By Sakura Murakami
Yatsushiro, JAPAN (Reuters) – Boxes of surgical masks, bottles of disinfectant and a sign saying “Please wear a mask” mark the entrance to a public gym in Yatsushiro city, a shelter for residents fleeing devastating floods in southwestern Japan this week.
Elsewhere in the gym, cardboard partitions separate the 233 evacuees’ sleeping areas and another sign instructs them to check their temperature each morning, then sterilise the thermometers.
The measures show what a thorny issue it is for Japan to deal with natural disasters in the time of coronavirus.
Japanese authorities have been warning local officials for months to include coronavirus measures in their disaster preparations. Residents have been urged to seek shelter with friends or relatives if possible to avoid overcrowding evacuation centres.

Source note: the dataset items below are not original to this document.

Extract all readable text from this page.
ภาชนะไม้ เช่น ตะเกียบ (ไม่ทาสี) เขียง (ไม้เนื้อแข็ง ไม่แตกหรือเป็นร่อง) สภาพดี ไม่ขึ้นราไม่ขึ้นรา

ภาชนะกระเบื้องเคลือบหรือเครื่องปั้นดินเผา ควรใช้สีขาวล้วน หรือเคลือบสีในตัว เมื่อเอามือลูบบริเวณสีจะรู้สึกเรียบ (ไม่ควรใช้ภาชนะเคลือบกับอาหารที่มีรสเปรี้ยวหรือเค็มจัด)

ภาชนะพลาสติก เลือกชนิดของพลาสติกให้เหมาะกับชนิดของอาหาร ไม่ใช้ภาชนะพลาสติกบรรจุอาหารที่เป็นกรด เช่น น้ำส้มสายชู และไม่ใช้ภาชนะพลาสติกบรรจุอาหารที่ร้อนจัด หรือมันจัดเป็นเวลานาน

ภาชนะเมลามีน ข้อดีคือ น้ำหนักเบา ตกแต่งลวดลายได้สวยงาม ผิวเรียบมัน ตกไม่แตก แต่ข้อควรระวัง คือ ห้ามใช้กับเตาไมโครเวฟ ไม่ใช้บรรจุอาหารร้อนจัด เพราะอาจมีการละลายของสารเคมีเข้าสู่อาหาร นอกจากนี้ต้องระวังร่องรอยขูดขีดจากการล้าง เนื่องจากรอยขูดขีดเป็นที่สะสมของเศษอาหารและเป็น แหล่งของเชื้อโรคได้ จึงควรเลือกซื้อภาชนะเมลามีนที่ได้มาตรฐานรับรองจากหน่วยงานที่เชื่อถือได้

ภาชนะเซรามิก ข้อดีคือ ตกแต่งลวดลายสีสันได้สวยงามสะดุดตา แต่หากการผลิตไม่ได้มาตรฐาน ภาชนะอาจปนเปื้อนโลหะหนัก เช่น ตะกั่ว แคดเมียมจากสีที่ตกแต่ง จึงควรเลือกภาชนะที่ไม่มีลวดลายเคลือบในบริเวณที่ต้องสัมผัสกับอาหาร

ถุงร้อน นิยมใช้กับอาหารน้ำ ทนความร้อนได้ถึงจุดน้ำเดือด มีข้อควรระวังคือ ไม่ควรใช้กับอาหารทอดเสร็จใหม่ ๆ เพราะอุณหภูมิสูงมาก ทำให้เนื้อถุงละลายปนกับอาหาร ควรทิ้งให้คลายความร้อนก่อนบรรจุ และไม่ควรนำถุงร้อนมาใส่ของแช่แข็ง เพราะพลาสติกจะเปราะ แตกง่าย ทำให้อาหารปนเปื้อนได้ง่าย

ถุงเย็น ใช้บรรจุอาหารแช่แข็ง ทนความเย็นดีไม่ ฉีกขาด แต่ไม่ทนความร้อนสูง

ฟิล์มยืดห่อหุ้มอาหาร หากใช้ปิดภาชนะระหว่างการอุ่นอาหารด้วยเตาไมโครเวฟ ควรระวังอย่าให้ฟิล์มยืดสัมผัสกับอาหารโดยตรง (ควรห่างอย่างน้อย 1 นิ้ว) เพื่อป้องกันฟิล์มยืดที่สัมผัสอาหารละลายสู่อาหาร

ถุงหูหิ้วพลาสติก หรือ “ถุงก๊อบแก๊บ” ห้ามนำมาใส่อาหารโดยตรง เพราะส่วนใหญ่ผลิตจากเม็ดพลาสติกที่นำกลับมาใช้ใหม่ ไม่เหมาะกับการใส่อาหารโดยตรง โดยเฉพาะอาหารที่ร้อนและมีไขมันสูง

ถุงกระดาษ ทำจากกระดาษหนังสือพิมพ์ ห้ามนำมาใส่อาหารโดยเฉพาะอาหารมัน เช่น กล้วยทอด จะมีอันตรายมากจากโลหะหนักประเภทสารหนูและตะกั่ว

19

But coronavirus contagion was the last thing on the mind of 78-year-old retiree Aiko Ishimura when neighbours knocked on her door on Monday to tell her about evacuation orders.
Ishimura, who lives alone, had planned to shelter at home.
“So we just came as we were. We were in such a rush to come here, we didn’t bring anything,” Ishimura, who fled with neighbours, told Reuters. “I wasn’t worried at all about coronavirus, not at all.”
“We don’t have many cases here in the first place. We don’t really do the whole mask-wearing thing,” she added, although she said she keeps a mask in her pocket.
Kumomoto prefecture, where Yatsushiro is located, has had only 49 of Japan’s more than 20,000 coronavirus cases, according to public broadcaster NHK.
That compares with close to 7,000 in Tokyo, where cases are on the rise again among its 14 million residents.
Misa Matsuda, a 48-year-old nurse, accustomed to the annual floods in the region, had also intended to remain at home. But she was stunned early Monday when she opened her door and found the river flowing just a few feet from her house.
“I thought, there’s no way the water would come up here to our house, where it’s a bit of a hill,” she said.
Extreme weather disasters have become increasingly common in Japan recently. Last year, Typhoon Hagibis killed nearly 100 people, a year after more than 200 died in western Japan in the worst flooding in decades.
Matsuda said she wasn’t too concerned about coronavirus because basic steps were being taken, but did worry residents would congregate to chat, creating just the sort of crowded conditions authorities say increase infection risk.
City official Takanobu Ono said the evacuation centre was limited to 300 people despite a capacity for 500. But he said the priority for evacuees was escaping with their lives.
“Some of have just been saved by the skin of their teeth,” he said. “The reality is that coronavirus is less of a concern for them … So we’re taking the measures we have to, but haven’t been so strict about it.”
About 60 people have died or were feared dead from floods and landslides triggered by torrential rains that have pounded the southwestern island of Kyushu, including Kumamoto prefecture, since Saturday. Extreme rain warnings were issued for parts of central Japan on Wednesday.
Disaster experts said persuading people to evacuate early and find alternative shelters was vital, but agreed that convincing people to plan ahead was often tough.
“We kept saying, ‘Check your hazard map,'” said Masako Yoneda of the Japan Academic Network for Disaster Reduction, which issued an urgent warning on the topic in May. “But still, there are people who don’t check.”